Robotics

HAD: Combining Hierarchical Diffusion with Metric-Decoupled RL for End-to-End Driving

The end-to-end planning framework achieves state-of-the-art performance, outperforming prior models by significant margins on key metrics.

Deep Dive

A research team led by Wenhao Yao has introduced HAD, a novel end-to-end planning framework for autonomous driving that addresses key limitations in current diffusion-based and reinforcement learning (RL) approaches. The system tackles the problem of unrealistic trajectory generation in diffusion models and the ineffective optimization of single-reward RL systems. HAD's core innovation is its two-pronged architecture: a Hierarchical Diffusion Policy that breaks planning into coarse-to-fine stages, and a novel training method called Metric-Decoupled Policy Optimization (MDPO).

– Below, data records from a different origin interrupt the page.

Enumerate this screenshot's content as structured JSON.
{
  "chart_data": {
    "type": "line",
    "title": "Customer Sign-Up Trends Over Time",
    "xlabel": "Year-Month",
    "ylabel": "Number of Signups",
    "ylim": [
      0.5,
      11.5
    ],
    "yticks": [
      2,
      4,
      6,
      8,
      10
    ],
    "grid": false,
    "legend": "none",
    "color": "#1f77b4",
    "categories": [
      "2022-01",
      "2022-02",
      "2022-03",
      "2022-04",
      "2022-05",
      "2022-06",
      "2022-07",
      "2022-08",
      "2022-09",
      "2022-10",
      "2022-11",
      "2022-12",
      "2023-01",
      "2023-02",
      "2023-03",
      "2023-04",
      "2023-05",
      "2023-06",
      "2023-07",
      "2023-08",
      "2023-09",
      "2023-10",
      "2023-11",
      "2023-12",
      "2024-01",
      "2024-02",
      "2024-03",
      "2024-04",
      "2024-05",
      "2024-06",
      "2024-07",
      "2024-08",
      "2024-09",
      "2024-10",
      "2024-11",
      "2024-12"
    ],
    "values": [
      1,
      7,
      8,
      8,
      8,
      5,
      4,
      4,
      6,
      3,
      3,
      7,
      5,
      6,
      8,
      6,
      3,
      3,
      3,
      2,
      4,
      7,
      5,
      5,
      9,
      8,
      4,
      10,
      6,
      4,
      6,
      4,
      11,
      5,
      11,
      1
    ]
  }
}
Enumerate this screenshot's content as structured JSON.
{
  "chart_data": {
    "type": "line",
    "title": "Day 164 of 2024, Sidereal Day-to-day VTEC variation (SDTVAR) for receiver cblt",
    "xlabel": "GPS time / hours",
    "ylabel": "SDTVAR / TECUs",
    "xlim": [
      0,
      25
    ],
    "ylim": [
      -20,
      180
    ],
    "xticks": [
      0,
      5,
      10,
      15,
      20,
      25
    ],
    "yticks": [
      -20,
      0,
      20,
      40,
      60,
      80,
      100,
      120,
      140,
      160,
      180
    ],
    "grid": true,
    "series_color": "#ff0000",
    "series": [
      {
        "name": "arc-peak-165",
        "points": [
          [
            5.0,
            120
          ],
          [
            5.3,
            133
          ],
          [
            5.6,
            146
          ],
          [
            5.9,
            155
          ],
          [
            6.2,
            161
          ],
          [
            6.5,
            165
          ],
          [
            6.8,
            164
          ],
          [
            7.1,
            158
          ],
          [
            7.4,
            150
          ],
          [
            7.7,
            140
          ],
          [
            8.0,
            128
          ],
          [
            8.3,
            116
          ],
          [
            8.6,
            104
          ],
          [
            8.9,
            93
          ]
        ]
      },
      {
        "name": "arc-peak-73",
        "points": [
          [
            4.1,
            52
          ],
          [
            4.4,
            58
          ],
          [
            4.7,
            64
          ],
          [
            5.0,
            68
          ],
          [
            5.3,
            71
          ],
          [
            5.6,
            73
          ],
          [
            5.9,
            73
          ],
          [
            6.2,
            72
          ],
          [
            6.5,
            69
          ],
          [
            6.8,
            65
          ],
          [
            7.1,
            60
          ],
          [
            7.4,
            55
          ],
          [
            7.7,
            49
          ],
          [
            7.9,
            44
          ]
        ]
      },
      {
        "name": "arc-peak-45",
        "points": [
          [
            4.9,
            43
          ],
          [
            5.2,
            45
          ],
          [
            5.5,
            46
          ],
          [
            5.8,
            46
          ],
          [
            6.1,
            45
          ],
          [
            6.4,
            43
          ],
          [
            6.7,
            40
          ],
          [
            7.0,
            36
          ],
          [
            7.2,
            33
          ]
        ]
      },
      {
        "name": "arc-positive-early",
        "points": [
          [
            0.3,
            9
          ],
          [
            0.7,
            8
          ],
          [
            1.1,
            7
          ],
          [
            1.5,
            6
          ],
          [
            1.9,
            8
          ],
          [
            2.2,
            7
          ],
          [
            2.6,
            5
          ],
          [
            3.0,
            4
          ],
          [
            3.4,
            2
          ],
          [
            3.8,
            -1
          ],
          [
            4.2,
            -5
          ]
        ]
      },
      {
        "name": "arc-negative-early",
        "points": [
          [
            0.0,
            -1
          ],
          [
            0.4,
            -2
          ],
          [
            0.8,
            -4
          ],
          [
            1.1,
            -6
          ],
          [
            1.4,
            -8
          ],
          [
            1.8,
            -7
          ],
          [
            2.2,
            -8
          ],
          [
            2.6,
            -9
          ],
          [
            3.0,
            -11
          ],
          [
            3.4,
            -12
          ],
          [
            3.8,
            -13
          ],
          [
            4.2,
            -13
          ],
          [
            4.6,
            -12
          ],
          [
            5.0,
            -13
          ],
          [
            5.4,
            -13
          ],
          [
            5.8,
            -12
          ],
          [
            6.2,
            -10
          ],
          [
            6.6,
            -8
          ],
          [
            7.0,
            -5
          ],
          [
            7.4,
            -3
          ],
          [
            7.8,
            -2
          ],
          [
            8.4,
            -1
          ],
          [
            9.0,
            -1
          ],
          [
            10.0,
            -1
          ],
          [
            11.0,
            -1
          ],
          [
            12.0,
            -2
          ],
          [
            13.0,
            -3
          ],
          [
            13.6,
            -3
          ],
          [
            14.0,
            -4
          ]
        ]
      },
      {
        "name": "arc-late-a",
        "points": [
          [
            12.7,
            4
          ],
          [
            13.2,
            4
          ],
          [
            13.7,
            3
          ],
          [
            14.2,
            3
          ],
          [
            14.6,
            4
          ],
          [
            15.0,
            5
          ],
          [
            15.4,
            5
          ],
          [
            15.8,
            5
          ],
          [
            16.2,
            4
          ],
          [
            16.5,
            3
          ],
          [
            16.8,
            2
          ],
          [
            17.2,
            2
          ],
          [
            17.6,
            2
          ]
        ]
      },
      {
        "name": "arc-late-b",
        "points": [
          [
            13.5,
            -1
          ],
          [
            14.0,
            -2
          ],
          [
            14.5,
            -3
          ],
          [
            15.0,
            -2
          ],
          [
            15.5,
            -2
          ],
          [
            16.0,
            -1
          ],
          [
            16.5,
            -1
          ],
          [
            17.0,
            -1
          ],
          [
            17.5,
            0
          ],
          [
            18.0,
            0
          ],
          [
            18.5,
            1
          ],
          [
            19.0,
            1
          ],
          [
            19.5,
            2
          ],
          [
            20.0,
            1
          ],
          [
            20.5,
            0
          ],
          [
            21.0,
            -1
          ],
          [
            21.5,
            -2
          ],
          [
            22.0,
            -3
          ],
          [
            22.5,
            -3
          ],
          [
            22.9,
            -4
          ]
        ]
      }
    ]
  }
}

To generate better driving trajectories, HAD employs a technique called Structure-Preserved Trajectory Expansion. This method produces more realistic candidate paths that adhere to vehicle kinematics, solving the issue where standard Gaussian noise in diffusion models creates physically implausible options. For training, MDPO decouples the complex task of driving into multiple structured objectives (like safety, comfort, and route completion), allowing for more effective and targeted policy optimization than a single, coupled reward signal.

The results are substantial. In extensive testing on major autonomous driving simulators, HAD set new state-of-the-art performance records. It outperformed previous leading models by a significant margin, achieving a +2.3 improvement in the EPDMS metric on the NAVSIM benchmark and a +4.9 point boost in Route Completion on the HUGSIM benchmark. This demonstrates a major leap in the AI's ability to navigate complex environments reliably and efficiently, moving closer to robust real-world deployment.

Key Points
  • Uses a Hierarchical Diffusion Policy for coarse-to-fine trajectory planning, improving over standard diffusion models.
  • Introduces Metric-Decoupled Policy Optimization (MDPO) to train on multiple structured driving objectives instead of a single reward.
  • Achieves state-of-the-art results: +2.3 EPDMS on NAVSIM and +4.9 Route Completion on HUGSIM, outperforming prior models.

Why It Matters

This represents a significant step towards more reliable and scalable AI for real-world autonomous vehicles, improving both planning realism and training efficiency.